Although the G20 Debt Service Trial Initiative had partial success, it was affected by competing interests and lack of coordination. More push is needed to solve the coordination problem.
In April 2020, on the call of the International Monetary Fund and the World Bank, the G20 launched the Debt Service Waiting Initiative (DSSI) to mitigate the negative financial impact of COVID-19 in the world’s poorest countries at a time of the pandemic. medical and economic consequences were rather uncertain.
In accordance with the DSSI, debt service payments were suspended until the end of 2020 and then extended until June 30, 2021 (and new ground rules for debt restructuring for eligible countries were formulated in the so-called “General Framework”). Here we will focus on the initial terrain window, which we will call DSSI-1. It is now clear that misinterpretation of the incentives faced by sovereign debtors and differences between the main actors (sovereign, multilateral and private sector) resulted in the DSSI bringing less aid to fewer countries than expected, undermining the G20’s reputation as an effective forum. to combat the financial consequences of global crises.

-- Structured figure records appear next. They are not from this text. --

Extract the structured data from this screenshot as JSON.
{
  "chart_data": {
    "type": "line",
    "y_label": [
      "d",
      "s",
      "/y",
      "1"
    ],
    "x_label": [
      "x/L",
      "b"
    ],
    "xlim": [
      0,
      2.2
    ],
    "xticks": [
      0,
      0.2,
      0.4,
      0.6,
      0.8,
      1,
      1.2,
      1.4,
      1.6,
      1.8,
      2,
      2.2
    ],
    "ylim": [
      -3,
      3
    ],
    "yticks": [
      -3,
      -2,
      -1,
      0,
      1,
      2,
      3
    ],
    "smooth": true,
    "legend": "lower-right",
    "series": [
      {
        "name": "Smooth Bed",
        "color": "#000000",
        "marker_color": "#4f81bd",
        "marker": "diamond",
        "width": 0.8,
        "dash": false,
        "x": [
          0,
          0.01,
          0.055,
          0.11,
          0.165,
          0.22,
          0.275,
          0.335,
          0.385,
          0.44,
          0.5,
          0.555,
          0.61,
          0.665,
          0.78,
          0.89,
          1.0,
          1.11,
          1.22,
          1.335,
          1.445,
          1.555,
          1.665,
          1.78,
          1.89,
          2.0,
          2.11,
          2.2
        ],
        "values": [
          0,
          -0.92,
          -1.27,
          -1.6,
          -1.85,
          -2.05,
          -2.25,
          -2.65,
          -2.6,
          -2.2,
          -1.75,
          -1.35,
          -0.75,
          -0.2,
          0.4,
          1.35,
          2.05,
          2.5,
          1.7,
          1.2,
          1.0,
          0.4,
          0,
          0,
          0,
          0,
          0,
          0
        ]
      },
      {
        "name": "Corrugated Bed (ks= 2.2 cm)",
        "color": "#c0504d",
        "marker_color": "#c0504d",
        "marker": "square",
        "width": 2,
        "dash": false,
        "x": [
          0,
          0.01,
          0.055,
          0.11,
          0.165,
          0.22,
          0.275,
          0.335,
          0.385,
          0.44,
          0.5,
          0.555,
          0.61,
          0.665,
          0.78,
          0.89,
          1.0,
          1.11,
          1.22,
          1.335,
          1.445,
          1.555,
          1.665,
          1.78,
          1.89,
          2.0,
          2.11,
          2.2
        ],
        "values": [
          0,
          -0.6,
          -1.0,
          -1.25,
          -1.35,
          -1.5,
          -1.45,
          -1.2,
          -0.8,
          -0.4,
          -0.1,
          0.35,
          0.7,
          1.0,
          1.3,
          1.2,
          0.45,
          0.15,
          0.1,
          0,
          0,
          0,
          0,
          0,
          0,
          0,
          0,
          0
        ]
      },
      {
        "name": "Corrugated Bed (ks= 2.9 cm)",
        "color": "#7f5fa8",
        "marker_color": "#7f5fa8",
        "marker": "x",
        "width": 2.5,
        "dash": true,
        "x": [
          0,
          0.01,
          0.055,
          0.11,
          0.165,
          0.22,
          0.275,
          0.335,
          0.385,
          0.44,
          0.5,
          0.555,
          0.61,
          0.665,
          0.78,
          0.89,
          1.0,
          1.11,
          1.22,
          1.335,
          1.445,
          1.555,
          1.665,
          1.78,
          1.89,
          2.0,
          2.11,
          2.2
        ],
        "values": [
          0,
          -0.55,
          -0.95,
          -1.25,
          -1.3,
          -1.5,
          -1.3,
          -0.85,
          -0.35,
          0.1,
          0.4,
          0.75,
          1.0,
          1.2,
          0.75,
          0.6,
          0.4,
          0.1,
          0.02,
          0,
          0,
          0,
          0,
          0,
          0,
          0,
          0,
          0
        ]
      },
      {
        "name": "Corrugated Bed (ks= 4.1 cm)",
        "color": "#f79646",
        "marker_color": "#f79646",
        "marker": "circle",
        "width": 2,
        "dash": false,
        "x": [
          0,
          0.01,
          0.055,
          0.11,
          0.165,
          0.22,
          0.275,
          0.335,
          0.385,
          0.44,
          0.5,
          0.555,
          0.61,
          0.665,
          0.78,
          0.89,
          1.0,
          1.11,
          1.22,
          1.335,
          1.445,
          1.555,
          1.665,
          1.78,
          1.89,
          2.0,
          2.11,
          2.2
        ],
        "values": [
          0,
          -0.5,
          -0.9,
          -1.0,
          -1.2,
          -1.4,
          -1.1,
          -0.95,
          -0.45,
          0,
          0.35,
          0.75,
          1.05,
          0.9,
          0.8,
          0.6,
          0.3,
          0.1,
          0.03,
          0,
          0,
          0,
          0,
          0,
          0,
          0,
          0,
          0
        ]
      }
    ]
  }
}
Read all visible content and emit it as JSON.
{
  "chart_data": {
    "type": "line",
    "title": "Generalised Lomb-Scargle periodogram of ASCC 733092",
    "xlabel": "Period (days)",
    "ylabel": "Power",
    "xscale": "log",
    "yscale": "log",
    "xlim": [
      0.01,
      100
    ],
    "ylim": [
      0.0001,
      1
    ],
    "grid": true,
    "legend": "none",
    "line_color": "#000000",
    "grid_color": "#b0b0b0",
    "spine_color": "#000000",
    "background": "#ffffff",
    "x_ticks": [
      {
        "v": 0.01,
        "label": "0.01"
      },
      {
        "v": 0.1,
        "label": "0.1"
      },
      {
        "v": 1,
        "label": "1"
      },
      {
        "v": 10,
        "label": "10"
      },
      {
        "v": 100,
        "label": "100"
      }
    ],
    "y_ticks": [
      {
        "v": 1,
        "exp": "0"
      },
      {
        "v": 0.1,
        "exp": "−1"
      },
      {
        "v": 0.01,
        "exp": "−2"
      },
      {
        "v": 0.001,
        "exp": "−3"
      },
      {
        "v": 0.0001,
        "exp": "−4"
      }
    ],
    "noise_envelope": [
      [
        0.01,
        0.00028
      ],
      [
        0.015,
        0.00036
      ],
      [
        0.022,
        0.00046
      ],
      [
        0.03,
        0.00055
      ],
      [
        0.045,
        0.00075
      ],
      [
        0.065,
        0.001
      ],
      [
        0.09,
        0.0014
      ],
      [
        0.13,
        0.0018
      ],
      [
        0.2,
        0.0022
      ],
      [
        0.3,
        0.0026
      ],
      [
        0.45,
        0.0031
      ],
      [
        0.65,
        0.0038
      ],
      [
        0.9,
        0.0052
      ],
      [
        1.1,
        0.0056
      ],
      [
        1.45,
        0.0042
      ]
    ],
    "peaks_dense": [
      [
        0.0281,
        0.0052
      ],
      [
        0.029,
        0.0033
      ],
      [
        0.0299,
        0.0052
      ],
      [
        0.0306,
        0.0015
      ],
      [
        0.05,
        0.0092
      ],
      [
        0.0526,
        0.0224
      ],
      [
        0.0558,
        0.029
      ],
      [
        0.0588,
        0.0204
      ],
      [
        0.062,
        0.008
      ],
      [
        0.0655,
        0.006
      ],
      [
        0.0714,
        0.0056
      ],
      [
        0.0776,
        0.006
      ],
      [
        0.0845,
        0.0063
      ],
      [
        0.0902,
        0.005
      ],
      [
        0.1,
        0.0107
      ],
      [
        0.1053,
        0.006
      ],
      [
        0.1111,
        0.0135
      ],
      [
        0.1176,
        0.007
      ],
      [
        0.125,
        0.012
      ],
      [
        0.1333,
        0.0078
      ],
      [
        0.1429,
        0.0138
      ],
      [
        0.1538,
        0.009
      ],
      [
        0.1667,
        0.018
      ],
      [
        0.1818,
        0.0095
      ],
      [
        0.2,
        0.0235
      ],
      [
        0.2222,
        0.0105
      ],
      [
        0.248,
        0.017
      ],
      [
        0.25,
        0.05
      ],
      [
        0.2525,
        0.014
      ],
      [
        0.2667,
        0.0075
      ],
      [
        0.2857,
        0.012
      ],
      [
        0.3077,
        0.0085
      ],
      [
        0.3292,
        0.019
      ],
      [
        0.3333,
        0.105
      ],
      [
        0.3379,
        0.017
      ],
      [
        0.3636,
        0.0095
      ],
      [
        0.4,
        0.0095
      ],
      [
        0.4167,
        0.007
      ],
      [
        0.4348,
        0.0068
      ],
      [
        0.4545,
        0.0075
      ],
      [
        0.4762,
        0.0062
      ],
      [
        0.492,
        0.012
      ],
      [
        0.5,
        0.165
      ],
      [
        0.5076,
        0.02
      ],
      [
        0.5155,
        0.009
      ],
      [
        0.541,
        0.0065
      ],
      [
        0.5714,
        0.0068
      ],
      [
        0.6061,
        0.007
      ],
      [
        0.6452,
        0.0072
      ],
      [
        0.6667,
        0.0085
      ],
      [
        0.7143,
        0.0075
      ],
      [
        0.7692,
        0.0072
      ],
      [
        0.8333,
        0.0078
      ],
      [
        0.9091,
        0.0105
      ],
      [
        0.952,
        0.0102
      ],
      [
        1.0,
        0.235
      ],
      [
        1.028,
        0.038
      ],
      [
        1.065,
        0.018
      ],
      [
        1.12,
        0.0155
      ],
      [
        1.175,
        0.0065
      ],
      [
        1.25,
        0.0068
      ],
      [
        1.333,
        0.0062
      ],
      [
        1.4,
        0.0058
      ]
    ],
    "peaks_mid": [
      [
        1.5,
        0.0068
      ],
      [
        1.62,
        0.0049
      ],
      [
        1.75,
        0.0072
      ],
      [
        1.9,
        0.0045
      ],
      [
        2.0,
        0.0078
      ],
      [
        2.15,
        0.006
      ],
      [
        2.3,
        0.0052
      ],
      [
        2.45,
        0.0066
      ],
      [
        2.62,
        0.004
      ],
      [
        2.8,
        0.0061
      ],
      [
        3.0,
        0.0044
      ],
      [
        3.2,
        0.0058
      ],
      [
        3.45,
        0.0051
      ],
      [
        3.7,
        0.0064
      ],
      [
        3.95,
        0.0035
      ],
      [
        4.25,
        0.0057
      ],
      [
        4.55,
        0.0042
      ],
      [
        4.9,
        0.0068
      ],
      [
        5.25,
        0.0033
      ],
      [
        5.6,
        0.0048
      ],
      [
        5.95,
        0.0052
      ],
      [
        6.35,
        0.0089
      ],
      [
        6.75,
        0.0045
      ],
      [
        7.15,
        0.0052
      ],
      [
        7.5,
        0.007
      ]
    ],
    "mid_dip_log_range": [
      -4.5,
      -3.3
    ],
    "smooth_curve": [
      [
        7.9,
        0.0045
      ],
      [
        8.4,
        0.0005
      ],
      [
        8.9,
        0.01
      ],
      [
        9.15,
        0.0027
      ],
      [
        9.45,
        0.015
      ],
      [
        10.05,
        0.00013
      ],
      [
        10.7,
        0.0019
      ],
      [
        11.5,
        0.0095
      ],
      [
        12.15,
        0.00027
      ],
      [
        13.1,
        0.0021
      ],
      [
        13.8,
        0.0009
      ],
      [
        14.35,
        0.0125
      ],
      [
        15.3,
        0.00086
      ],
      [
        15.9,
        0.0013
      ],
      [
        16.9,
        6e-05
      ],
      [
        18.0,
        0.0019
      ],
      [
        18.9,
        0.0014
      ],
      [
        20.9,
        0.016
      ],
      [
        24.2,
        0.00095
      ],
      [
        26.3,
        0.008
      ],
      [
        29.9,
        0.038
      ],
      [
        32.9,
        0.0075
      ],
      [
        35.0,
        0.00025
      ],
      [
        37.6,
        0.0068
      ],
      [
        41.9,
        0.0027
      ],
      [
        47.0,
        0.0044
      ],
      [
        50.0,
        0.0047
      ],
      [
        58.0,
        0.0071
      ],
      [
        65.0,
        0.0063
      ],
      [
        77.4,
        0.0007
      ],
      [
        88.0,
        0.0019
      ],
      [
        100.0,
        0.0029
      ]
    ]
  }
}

Our goal is to understand the factors behind this under-performance, to establish G20 accountability and to draw lessons for the future, given the G7’s interest in breathing new life into the initiative. Previously, we focused on the impact of DSSI on eligible low-income countries (ELICs) in sub-Saharan Africa (38 of the eligible 73). Here, we cover all ELICs, providing summary information on participation and relief delivered compared to initial estimates, and examining three contentious and largely unresolved issues that made burden sharing so problematic.
When the G20 launched DSSI, it met the debt service of ELIC to independent creditors (non-commercial) of the G20 or Paris Club members (including ten countries other than the G20) on public or public guaranteed obligations (PPG). USD 12.1 billion due between May 1 and December 31, 2020. To participate, ELICs had to file a claim to all their official bilateral creditors, apply for IMF financing, and agree to a cap for new non-concessional debts. general rules about debt sustainability. Payments would be delayed, not forgiven, and postponed such that net present values remain unchanged.
In a short time, the initiative was innovative, involving G20 official creditors (including China, India and Brazil) who were not members of the Paris Club and covered a large number of borrowing countries. Although this type of reporting was a formal requirement imposed by the World Bank on all borrowers to ensure the Bank’s status as a senior creditor, it also had the advantage of requiring greater transparency regarding creditors’ loans and borrowers borrowing from these new creditors.
Source: World Bank, Debtor Reporting System
Note: the orange highlighted section is debt relief covered by the DSSI agreement. The amounts are in USD billion. The breakdown of creditor type reflects World Bank rules and creditors own appraisal of status.